The first sealing portion 21 and the second sealing portion 22 form an internal space V between adjacent electrodes and seal the internal space V. More specifically, the second sealing portion 22, together with the first sealing portion 21, is between the bipolar electrodes 14 adjacent to each other along the stacking direction D, and the negative electrode termination electrodes 18 adjacent to each other along the stacking direction D. And the bipolar electrode 14, and between the positive electrode terminal 19 and the bipolar electrode 14 adjacent to each other along the stacking direction D are sealed. As a result, an airtightly partitioned internal space V is formed between the adjacent bipolar electrodes 14, the negative electrode terminating electrode 18 and the bipolar electrode 14, and the positive electrode terminating electrode 19 and the bipolar electrode 14. ing. The internal space V contains an electrolytic solution (not shown) containing an alkaline solution such as an aqueous potassium hydroxide solution. The electrolytic solution is impregnated in the separator 13, the positive electrode 16, and the negative electrode 17.

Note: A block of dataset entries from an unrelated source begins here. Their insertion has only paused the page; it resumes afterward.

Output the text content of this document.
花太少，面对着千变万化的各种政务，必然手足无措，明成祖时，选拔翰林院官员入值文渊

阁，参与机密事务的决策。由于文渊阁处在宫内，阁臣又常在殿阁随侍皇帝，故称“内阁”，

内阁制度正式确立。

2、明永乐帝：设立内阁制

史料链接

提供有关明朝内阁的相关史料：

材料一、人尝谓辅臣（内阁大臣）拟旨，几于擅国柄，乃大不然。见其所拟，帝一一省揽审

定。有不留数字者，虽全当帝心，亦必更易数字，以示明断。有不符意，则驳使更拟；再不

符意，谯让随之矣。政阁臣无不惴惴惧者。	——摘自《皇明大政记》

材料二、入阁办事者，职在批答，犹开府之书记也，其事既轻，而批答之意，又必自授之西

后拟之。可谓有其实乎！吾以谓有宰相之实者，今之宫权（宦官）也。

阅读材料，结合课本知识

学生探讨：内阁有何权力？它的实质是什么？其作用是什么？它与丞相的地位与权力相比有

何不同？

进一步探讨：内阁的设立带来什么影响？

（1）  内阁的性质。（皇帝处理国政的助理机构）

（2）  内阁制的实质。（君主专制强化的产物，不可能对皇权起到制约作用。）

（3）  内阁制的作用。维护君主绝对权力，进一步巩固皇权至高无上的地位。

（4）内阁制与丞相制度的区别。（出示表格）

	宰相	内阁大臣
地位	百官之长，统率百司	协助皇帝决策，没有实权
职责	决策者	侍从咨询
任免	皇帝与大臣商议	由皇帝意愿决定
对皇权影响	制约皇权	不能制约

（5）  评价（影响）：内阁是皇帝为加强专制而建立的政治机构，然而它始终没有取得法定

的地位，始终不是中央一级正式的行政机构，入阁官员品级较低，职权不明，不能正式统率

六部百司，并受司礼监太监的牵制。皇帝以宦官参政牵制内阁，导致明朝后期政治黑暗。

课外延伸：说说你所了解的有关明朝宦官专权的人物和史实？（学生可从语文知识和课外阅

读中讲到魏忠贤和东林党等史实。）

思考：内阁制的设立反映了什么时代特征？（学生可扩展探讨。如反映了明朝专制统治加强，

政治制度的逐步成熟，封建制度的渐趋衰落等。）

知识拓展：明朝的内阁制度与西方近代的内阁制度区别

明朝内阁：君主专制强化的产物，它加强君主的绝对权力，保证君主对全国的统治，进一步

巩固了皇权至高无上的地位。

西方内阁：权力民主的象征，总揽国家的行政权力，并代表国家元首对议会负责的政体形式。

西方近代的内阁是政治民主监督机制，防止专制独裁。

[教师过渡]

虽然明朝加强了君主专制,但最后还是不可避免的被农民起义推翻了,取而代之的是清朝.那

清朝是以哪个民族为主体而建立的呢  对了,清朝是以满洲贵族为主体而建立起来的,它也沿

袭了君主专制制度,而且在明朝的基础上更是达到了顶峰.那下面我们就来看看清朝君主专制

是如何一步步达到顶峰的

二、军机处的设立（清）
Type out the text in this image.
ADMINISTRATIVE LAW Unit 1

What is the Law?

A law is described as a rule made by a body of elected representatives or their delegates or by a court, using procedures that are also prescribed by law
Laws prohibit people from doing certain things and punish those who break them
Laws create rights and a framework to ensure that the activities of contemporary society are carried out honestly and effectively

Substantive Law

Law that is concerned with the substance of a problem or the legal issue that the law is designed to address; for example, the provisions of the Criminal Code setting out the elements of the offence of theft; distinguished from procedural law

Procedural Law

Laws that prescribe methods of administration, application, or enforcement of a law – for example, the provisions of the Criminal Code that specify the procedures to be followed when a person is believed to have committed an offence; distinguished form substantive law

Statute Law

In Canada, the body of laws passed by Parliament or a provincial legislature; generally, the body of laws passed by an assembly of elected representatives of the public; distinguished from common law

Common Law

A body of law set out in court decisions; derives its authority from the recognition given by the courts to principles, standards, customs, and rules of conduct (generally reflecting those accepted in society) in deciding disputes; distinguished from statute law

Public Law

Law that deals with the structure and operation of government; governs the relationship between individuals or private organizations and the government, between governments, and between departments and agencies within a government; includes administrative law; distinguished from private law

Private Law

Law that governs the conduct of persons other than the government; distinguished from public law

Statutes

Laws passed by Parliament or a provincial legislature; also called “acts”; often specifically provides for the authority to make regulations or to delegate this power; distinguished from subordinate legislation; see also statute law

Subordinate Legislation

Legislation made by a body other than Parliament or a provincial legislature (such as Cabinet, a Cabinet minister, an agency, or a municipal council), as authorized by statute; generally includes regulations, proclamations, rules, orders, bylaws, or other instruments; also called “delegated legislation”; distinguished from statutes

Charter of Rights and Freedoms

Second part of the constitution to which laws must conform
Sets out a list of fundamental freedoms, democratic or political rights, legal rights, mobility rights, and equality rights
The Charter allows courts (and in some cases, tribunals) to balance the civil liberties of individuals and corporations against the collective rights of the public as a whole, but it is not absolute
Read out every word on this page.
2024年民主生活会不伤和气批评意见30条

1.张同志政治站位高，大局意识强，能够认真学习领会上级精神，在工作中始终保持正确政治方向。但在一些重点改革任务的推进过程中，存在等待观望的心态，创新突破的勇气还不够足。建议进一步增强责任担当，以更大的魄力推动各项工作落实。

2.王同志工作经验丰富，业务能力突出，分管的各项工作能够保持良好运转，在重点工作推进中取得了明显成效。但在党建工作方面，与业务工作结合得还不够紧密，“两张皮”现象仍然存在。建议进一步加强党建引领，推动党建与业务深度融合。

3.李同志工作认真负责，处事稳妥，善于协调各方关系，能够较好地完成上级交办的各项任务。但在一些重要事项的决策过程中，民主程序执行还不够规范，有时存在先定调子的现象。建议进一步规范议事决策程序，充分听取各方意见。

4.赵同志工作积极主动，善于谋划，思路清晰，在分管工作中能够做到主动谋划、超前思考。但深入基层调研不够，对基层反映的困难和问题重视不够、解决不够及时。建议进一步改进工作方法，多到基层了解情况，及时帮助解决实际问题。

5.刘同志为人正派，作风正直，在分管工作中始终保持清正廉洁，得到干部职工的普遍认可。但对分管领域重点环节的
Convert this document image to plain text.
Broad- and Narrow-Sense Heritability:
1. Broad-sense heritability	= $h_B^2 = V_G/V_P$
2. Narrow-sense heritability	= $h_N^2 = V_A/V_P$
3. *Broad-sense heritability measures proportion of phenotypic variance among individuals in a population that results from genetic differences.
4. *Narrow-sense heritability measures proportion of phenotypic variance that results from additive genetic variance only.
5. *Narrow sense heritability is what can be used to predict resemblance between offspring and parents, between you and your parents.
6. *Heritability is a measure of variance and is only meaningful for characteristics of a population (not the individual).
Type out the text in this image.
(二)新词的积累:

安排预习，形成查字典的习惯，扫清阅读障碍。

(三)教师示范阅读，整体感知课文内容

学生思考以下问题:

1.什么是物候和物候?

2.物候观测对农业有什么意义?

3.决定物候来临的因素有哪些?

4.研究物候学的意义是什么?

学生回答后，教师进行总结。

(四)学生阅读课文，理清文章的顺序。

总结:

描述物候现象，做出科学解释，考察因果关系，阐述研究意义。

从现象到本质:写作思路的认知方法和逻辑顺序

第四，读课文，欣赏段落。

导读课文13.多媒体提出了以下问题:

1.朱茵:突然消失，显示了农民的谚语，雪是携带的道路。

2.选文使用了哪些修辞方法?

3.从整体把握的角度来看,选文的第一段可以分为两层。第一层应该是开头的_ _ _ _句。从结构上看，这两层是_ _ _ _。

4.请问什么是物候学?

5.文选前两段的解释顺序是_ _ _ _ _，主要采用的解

As shown in FIG. 3, the sealing body 12 of the power storage module 4 has a side surface 12a extending along the stacking direction D. The side surface 12a is provided with an injection port 50 for injecting the electrolytic solution into the internal space V. The injection port 50 is sealed with a sealing material or the like after the electrolytic solution is injected. The position of the inlet 50 may be at the center of the side surface 12a or at a position deviated from the center.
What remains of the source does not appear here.